We’ve discussed these recent trends (and more) at length over the last few months. Certain commodities erupted in value as inflationary pressure mounted. Kolanovic believes it might only get worse moving forward as portfolios fail to adjust.
Many of today’s “investment managers have never experienced a rise in yields, commodities, value stocks, or inflation in any meaningful way,” Kolanovic said.
“Most portfolios are now vulnerable to a potential inflation shock.”
He continued, adding:
“The interplay of low market liquidity, systematic and macro/fundamental flows, the sheer size of financial assets that need to be rotated or hedges for inflation put on may cause outsized impact on inflationary and reflationary themes over the next year.”
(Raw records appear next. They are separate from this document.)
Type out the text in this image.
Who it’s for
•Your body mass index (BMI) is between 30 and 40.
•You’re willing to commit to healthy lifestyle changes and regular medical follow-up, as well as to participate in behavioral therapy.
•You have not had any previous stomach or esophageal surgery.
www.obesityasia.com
That’s right, not just the next few weeks or months, but the next year. If Kolanovic’s prediction comes true, it could mean major pain for most passive “buy and hold” investors.
Active traders, on the other hand, are likely to emerge somewhat unscathed provided that they step out of the way in time.
Today, stocks teeter on the edge of a sell-off once more. Better-than-expected jobs data is lifting the market slightly, but it won’t be enough to kick-start a rally all on its own. After all, the Fed may view it as a reason to begin tapering in the near future.
“Today’s read is another proof point that we’re one step closer to full economic recovery, sooner than some may have expected,” explained Mike Loewengart, managing director of investment strategy at E-Trade Financial.
“As we see some serious momentum building on the jobs front, all eyes will be on how this plays into action taken by the Fed, if any.”
And so, good news could be bad news once again as nearly every economic metric rises.